PREMIER Mark McGowan has this week apologised to hundreds of people who were charged under old anti-homosexual laws, and introduced legislation to allow people to have their record wiped clean.
Laws against homosexuality were officially on the books in WA until 1989, but the height of the police crackdown was during the 50s and 60s when they would try to entrap gay men, or barge into a gay-friendly venue like Roo on the Roof in Fremantle and arrest everyone.
Even though it’s no longer illegal, some older people still have convictions against them, and even if they’re spent they can still cause issues with background checks and when travelling overseas.
GLBTI Rights in Ageing said the apology and legislation were highly significant.
“Laws which criminalised homosexual acts effectively criminalised whole generations of gay men,” said GRAI chair June Lowe.
“These discriminatory laws therefore had a deleterious effect on all gay men, not just those who were convicted and charged.
“State sanctioned discrimination affected all aspects of gay men’s lives: having to be secretive for fear of losing work or housing, or potentially being rejected by ones friends or families, and many lived (and some still do live) in fear of reprisals and endured the stress of internalised shame.

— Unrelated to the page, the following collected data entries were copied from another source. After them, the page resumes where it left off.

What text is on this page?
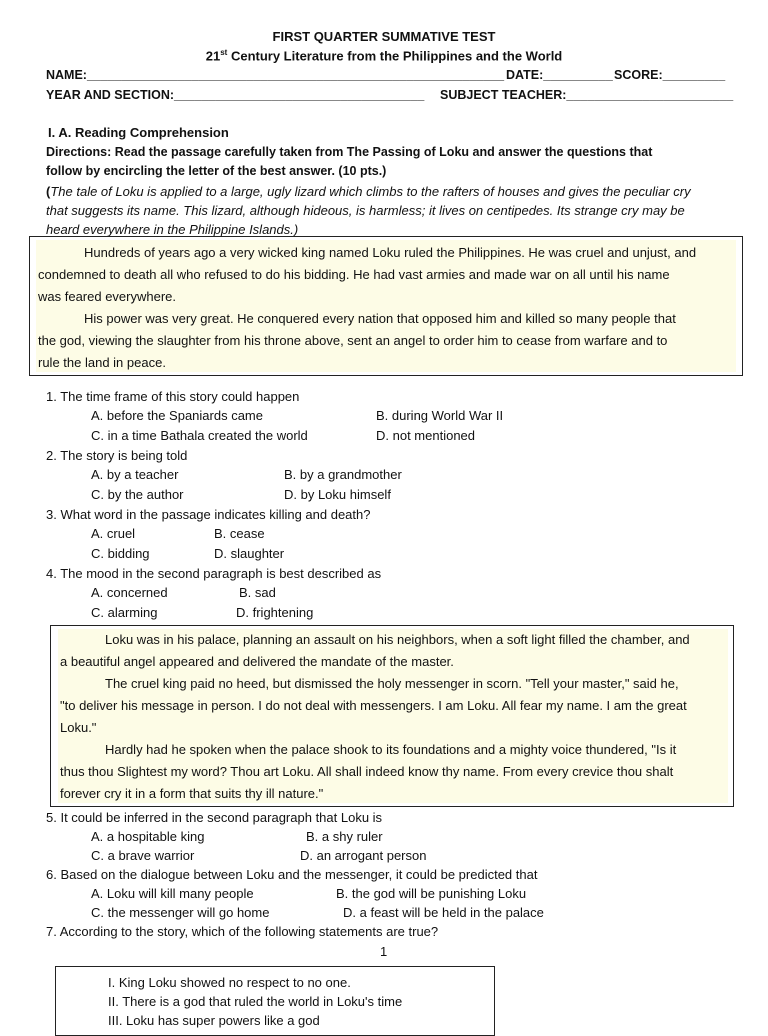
FIRST QUARTER SUMMATIVE TEST
21st Century Literature from the Philippines and the World
NAME:____________________________________________________________ DATE:__________ SCORE:_________
YEAR AND SECTION:____________________________________ SUBJECT TEACHER:________________________
I. A. Reading Comprehension
Directions: Read the passage carefully taken from The Passing of Loku and answer the questions that
follow by encircling the letter of the best answer. (10 pts.)
(The tale of Loku is applied to a large, ugly lizard which climbs to the rafters of houses and gives the peculiar cry
that suggests its name. This lizard, although hideous, is harmless; it lives on centipedes. Its strange cry may be
heard everywhere in the Philippine Islands.)
Hundreds of years ago a very wicked king named Loku ruled the Philippines. He was cruel and unjust, and
condemned to death all who refused to do his bidding. He had vast armies and made war on all until his name
was feared everywhere.
His power was very great. He conquered every nation that opposed him and killed so many people that
the god, viewing the slaughter from his throne above, sent an angel to order him to cease from warfare and to
rule the land in peace.
1. The time frame of this story could happen
A. before the Spaniards came	B. during World War II
C. in a time Bathala created the world	D. not mentioned
2. The story is being told
A. by a teacher	B. by a grandmother
C. by the author	D. by Loku himself
3. What word in the passage indicates killing and death?
A. cruel	B. cease
C. bidding	D. slaughter
4. The mood in the second paragraph is best described as
A. concerned	B. sad
C. alarming	D. frightening
Loku was in his palace, planning an assault on his neighbors, when a soft light filled the chamber, and
a beautiful angel appeared and delivered the mandate of the master.
The cruel king paid no heed, but dismissed the holy messenger in scorn. "Tell your master," said he,
"to deliver his message in person. I do not deal with messengers. I am Loku. All fear my name. I am the great
Loku."
Hardly had he spoken when the palace shook to its foundations and a mighty voice thundered, "Is it
thus thou Slightest my word? Thou art Loku. All shall indeed know thy name. From every crevice thou shalt
forever cry it in a form that suits thy ill nature."
5. It could be inferred in the second paragraph that Loku is
A. a hospitable king	B. a shy ruler
C. a brave warrior	D. an arrogant person
6. Based on the dialogue between Loku and the messenger, it could be predicted that
A. Loku will kill many people	B. the god will be punishing Loku
C. the messenger will go home	D. a feast will be held in the palace
7. According to the story, which of the following statements are true?
1
I. King Loku showed no respect to no one.
II. There is a god that ruled the world in Loku's time
III. Loku has super powers like a god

“Sadly, these discriminatory laws also negatively affected the heterosexual society, in that they reinforced uncompromising attitudes which marginalised gay men. Our society is still grappling with the residual effects of this mind-set: we are all made poorer by prejudice.
“For these reasons, the premier’s apology and the introduction of the Expungement Bill has enormous healing potential, for all gay men and also for the wider community. Acknowledging that historical discriminatory laws were wrong and taking steps for reparation invites everyone to let go of past hurts and hurtful behaviours and work towards a society that celebrates diversity.

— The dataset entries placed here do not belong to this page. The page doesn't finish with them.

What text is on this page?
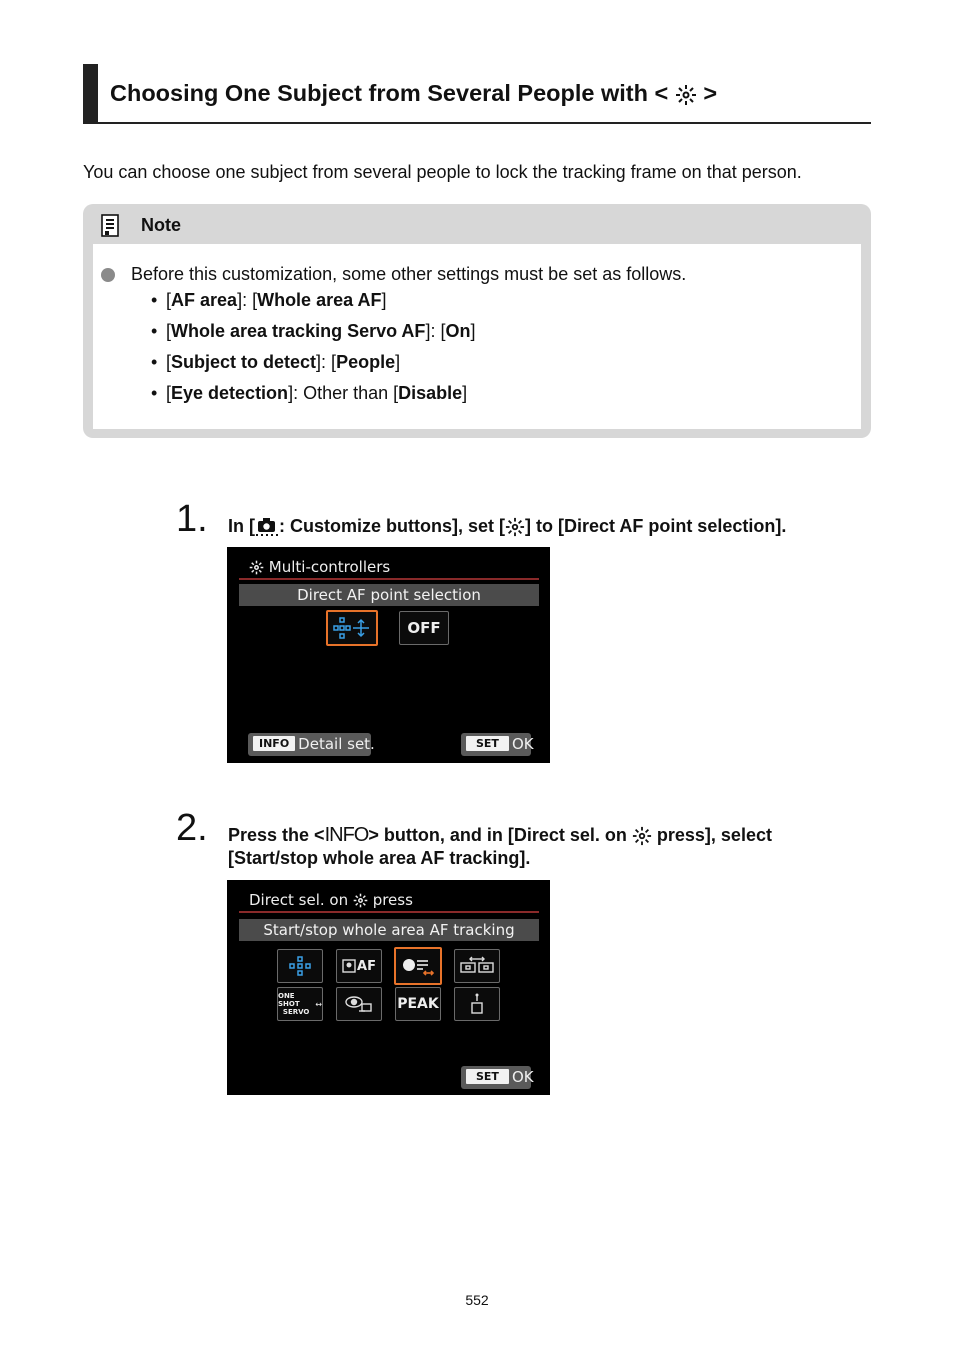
Choosing One Subject from Several People with < >

You can choose one subject from several people to lock the tracking frame on that person.

Note

Before this customization, some other settings must be set as follows.

• [AF area]: [Whole area AF]
• [Whole area tracking Servo AF]: [On]
• [Subject to detect]: [People]
• [Eye detection]: Other than [Disable]
1. In [ : Customize buttons], set [ ] to [Direct AF point selection].

Multi-controllers
Direct AF point selection
OFF
INFO Detail set.	SET OK
2. Press the <INFO> button, and in [Direct sel. on press], select
[Start/stop whole area AF tracking].

Direct sel. on press
Start/stop whole area AF tracking
AF
ONE SHOT
SERVO
↔	PEAK
SET OK
552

“Recent debates on marriage equality have demonstrated that there is still much work to be done before we can lay claim to being an unprejudiced country. The LGBTI community has struggled for decades for recognition as equal citizens and these progressive actions by the WA government are a tribute to their persistence.
“We unreservedly welcome the premier’s apology and the expungement bill. These are of great moment in the history of LGBTI rights, moving us closer to ensuring legal and cultural safety for everyone, irrespective of their sexuality or gender identity”.
In a speech to parliament last year, Maylands Labor MP Lisa Baker led the push to have their records completely expunged and to ask for an apology to these men.
“I’m just so pleased that within our first 12 months of being elected that we’ve put this legislation before parliament,” Ms Baker said.
“For the 200 or more people who still carry the weight of a conviction, all these years later, for something which is no longer considered a criminal offence and never should have been considered a criminal offence in my view, they finally have a chance to clear their names once and for all.”